Ce rendez-vous, je l’attends et je le redoute. Mais probablement
un peu moins maintenant. Comme par magie, ce chirurgien était assis à la table à
côté de nous ce jeudi, dans ce restaurant parisien de la rue du faubourg
Saint-Denis. Je n’en reviens pas, j’ai de mauvaises compétences mathématiques,
mais quelle était la probabilité pour que je le croise, 3 heures après lui
avoir envoyé un mail, assise face à mon amie des Beaux Arts que je vois si peu ?
J’adore les signes que la vie m’envoie. Le hasard est fou.
J’ai continué ma
semaine, dans les bras de ce bel expert comptable, au 2 ème étage d'un hôtel de Montmartre,
je vous en parlerai dans mon prochain « bilan affectif ». Puis j’ai passé un week-end entourée d’amies
précieuses dans un restaurant chaleureux, je suis rentrée tard enivrée par la nuit parisienne.

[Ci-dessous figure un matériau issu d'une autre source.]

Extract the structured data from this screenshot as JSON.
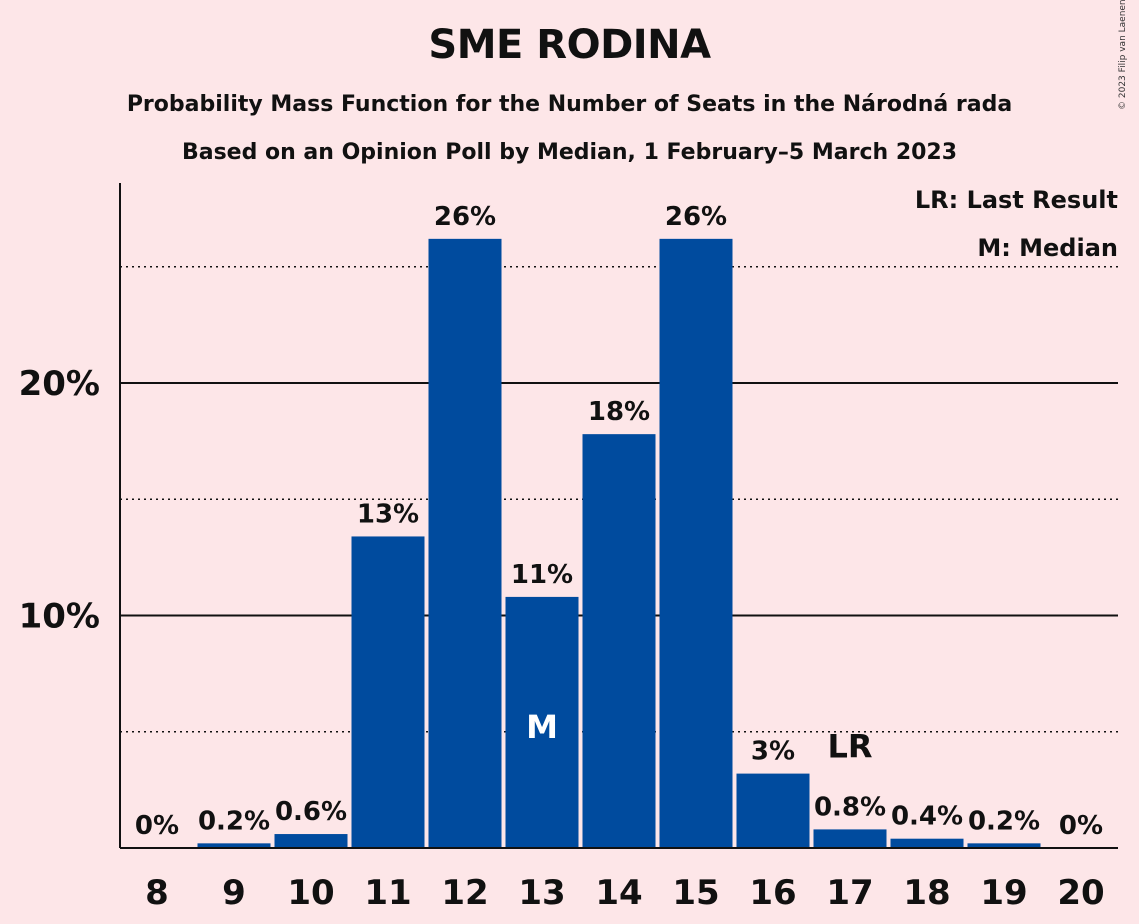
{
  "chart_data": {
    "type": "bar",
    "title": "SME RODINA",
    "subtitle": "Probability Mass Function for the Number of Seats in the Národná rada",
    "subtitle2": "Based on an Opinion Poll by Median, 1 February–5 March 2023",
    "categories": [
      "8",
      "9",
      "10",
      "11",
      "12",
      "13",
      "14",
      "15",
      "16",
      "17",
      "18",
      "19",
      "20"
    ],
    "values": [
      0,
      0.2,
      0.6,
      13.4,
      26.2,
      10.8,
      17.8,
      26.2,
      3.2,
      0.8,
      0.4,
      0.2,
      0
    ],
    "data_labels": [
      "0%",
      "0.2%",
      "0.6%",
      "13%",
      "26%",
      "11%",
      "18%",
      "26%",
      "3%",
      "0.8%",
      "0.4%",
      "0.2%",
      "0%"
    ],
    "y_ticks": [
      10,
      20
    ],
    "y_tick_labels": [
      "10%",
      "20%"
    ],
    "y_dotted_lines": [
      5,
      15,
      25
    ],
    "ylim": [
      0,
      28.6
    ],
    "median_category": "13",
    "median_marker": "M",
    "last_result_category": "17",
    "last_result_marker": "LR",
    "legend": [
      "LR: Last Result",
      "M: Median"
    ],
    "legend_position": "top-right",
    "bar_color": "#004b9e",
    "background_color": "#fde6e8"
  },
  "copyright": "© 2023 Filip van Laenen"
}
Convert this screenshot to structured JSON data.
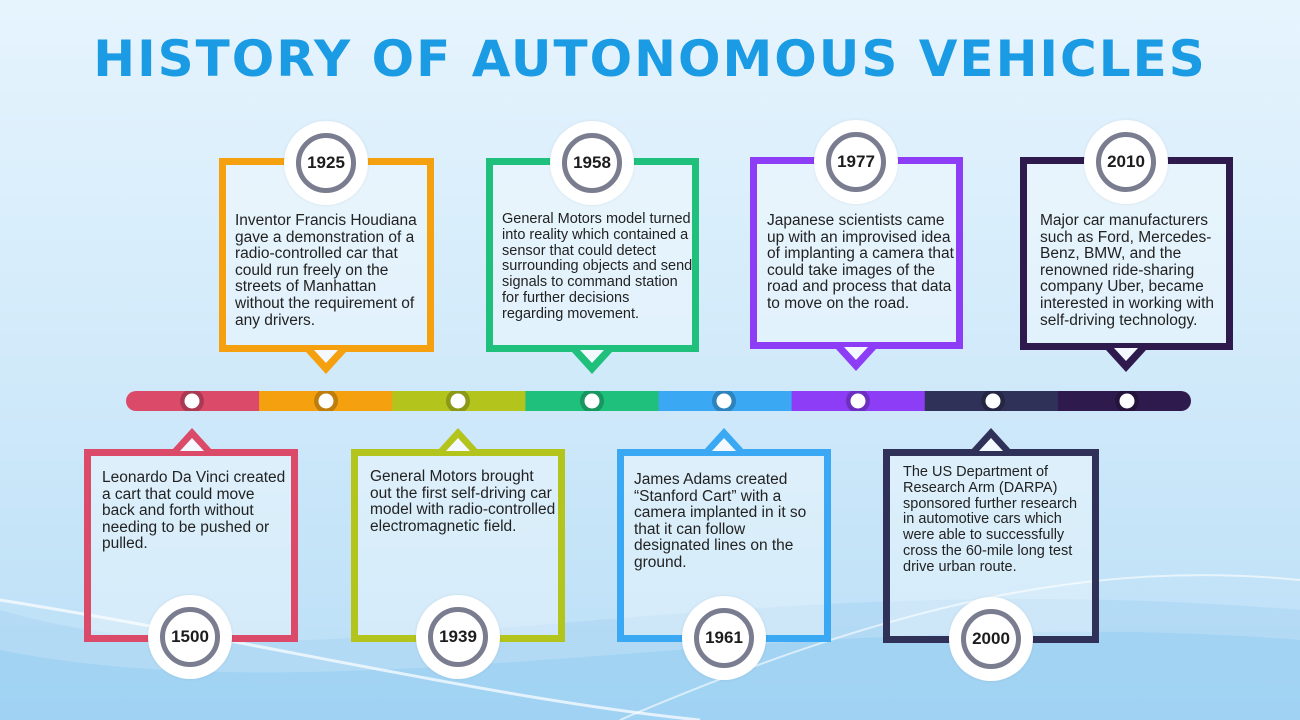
{
  "title": "HISTORY OF AUTONOMOUS VEHICLES",
  "segment_colors": [
    "#dc4a6a",
    "#f5a00f",
    "#b3c41d",
    "#1ec07b",
    "#3aa8f3",
    "#8c3df5",
    "#303158",
    "#2f1a4e"
  ],
  "events": [
    {
      "year": "1500",
      "color": "#dc4a6a",
      "text": "Leonardo Da Vinci created a cart that could move back and forth without needing to be pushed or pulled."
    },
    {
      "year": "1925",
      "color": "#f5a00f",
      "text": "Inventor Francis Houdiana gave a demonstration of a radio-controlled car that could run freely on the streets of Manhattan without the requirement of any drivers."
    },
    {
      "year": "1939",
      "color": "#b3c41d",
      "text": "General Motors brought out the first self-driving car model with radio-controlled electromagnetic field."
    },
    {
      "year": "1958",
      "color": "#1ec07b",
      "text": "General Motors model turned into reality which contained a sensor that could detect surrounding objects and send signals to command station for further decisions regarding movement."
    },
    {
      "year": "1961",
      "color": "#3aa8f3",
      "text": "James Adams created “Stanford Cart” with a camera implanted in it so that it can follow designated lines on the ground."
    },
    {
      "year": "1977",
      "color": "#8c3df5",
      "text": "Japanese scientists came up with an improvised idea of implanting a camera that could take images of the road and process that data to move on the road."
    },
    {
      "year": "2000",
      "color": "#303158",
      "text": "The US Department of Research Arm (DARPA) sponsored further research in automotive cars which were able to successfully cross the 60-mile long test drive urban route."
    },
    {
      "year": "2010",
      "color": "#2f1a4e",
      "text": "Major car manufacturers such as Ford, Mercedes-Benz, BMW, and the renowned ride-sharing company Uber, became interested in working with self-driving technology."
    }
  ]
}
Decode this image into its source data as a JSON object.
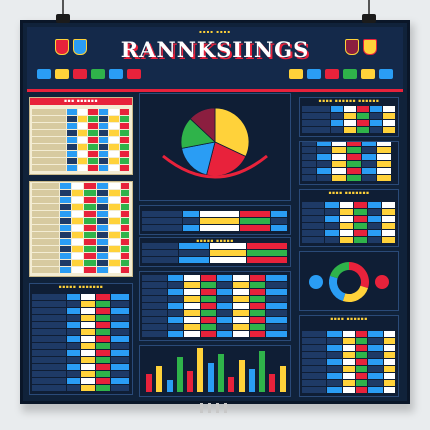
{
  "poster": {
    "kicker": "▪▪▪▪ ▪▪▪▪",
    "title": "RANNKSIINGS",
    "colors": {
      "navy": "#10223a",
      "red": "#e8223b",
      "yellow": "#ffd23a",
      "blue": "#2a9df4",
      "green": "#2fb34a",
      "cream": "#f3ecd3"
    }
  },
  "panels": {
    "top_left": {
      "title": "▪▪▪ ▪▪▪▪▪▪"
    },
    "pie": {
      "title": "",
      "segments": [
        32,
        22,
        18,
        15,
        13
      ]
    },
    "top_right": {
      "title": "▪▪▪▪ ▪▪▪▪▪▪ ▪▪▪▪▪▪"
    },
    "mid_left": {
      "title": ""
    },
    "mid_center": {
      "title": "▪▪▪▪▪ ▪▪▪▪▪"
    },
    "mid_right": {
      "title": "▪▪▪▪ ▪▪▪▪▪▪▪"
    },
    "bottom_left": {
      "title": "▪▪▪▪▪ ▪▪▪▪▪▪▪"
    },
    "bottom_center": {
      "title": ""
    },
    "bottom_right": {
      "title": "▪▪▪▪ ▪▪▪▪▪▪"
    },
    "columns": {
      "values": [
        6,
        9,
        4,
        12,
        7,
        15,
        10,
        13,
        5,
        11,
        8,
        14,
        6,
        9
      ]
    }
  }
}
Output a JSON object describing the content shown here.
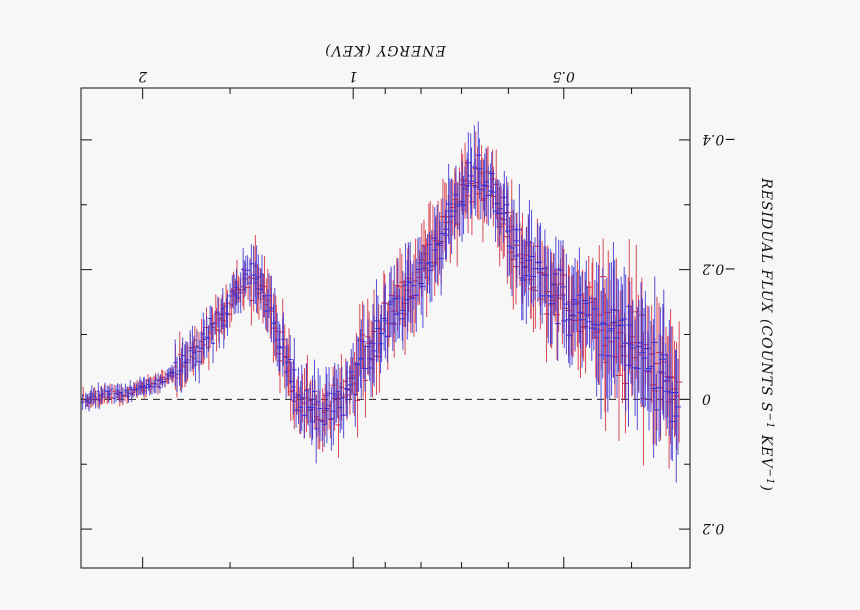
{
  "chart_data": {
    "type": "scatter",
    "orientation": "rotated-180",
    "xlabel": "ENERGY (KEV)",
    "ylabel": "RESIDUAL FLUX (COUNTS S",
    "ylabel_sup1": "−1",
    "ylabel_mid": " KEV",
    "ylabel_sup2": "−1",
    "ylabel_end": ")",
    "xscale": "log",
    "xlim": [
      0.33,
      2.45
    ],
    "ylim": [
      -0.48,
      0.26
    ],
    "x_ticks": [
      {
        "value": 0.5,
        "label": "0.5"
      },
      {
        "value": 1,
        "label": "1"
      },
      {
        "value": 2,
        "label": "2"
      }
    ],
    "x_minor_ticks": [
      0.4,
      0.6,
      0.7,
      0.8,
      0.9,
      1.5
    ],
    "y_ticks": [
      {
        "value": -0.4,
        "label": "−0.4"
      },
      {
        "value": -0.2,
        "label": "−0.2"
      },
      {
        "value": 0,
        "label": "0"
      },
      {
        "value": 0.2,
        "label": "0.2"
      }
    ],
    "y_minor_ticks": [
      -0.3,
      -0.1,
      0.1
    ],
    "zero_line": "dashed",
    "grid": false,
    "series": [
      {
        "color": "#d42a3a",
        "role": "residuals-1"
      },
      {
        "color": "#3a2fd2",
        "role": "residuals-2"
      }
    ],
    "profile": [
      [
        0.34,
        -0.02
      ],
      [
        0.37,
        -0.05
      ],
      [
        0.4,
        -0.09
      ],
      [
        0.44,
        -0.12
      ],
      [
        0.48,
        -0.14
      ],
      [
        0.52,
        -0.16
      ],
      [
        0.56,
        -0.2
      ],
      [
        0.6,
        -0.27
      ],
      [
        0.64,
        -0.32
      ],
      [
        0.67,
        -0.35
      ],
      [
        0.7,
        -0.31
      ],
      [
        0.74,
        -0.26
      ],
      [
        0.8,
        -0.2
      ],
      [
        0.88,
        -0.13
      ],
      [
        0.96,
        -0.06
      ],
      [
        1.04,
        0.0
      ],
      [
        1.12,
        0.02
      ],
      [
        1.2,
        0.0
      ],
      [
        1.3,
        -0.12
      ],
      [
        1.36,
        -0.18
      ],
      [
        1.42,
        -0.19
      ],
      [
        1.52,
        -0.14
      ],
      [
        1.65,
        -0.08
      ],
      [
        1.85,
        -0.03
      ],
      [
        2.1,
        -0.01
      ],
      [
        2.45,
        0.0
      ]
    ]
  }
}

Dimanche midi, assise à la terrasse de ce bistrot de quartier
que j’affectionne particulièrement, je bois du vin et je parle des hommes avec
cette douce et belle femme rencontrée ici il y a quelques semaines. Quel
savoureux moment, quelle justesse de vie, de mots. Comme un dimanche de chandeleur, je suis rentrée et j'ai fait des crêpes. Puis dans
la bruine et le début de soirée parisienne, je me suis faufilée dans le métro vide
pour m’installer seule, au Bar Anglais
de l’Hôtel Raphaël et déguster le cocktail création « Raphaël ». Du champagne
et des fruits se mélangent subtilement dans un verre fin et élégant ; je
trinque à mes 41 ans qui se terminent ce soir.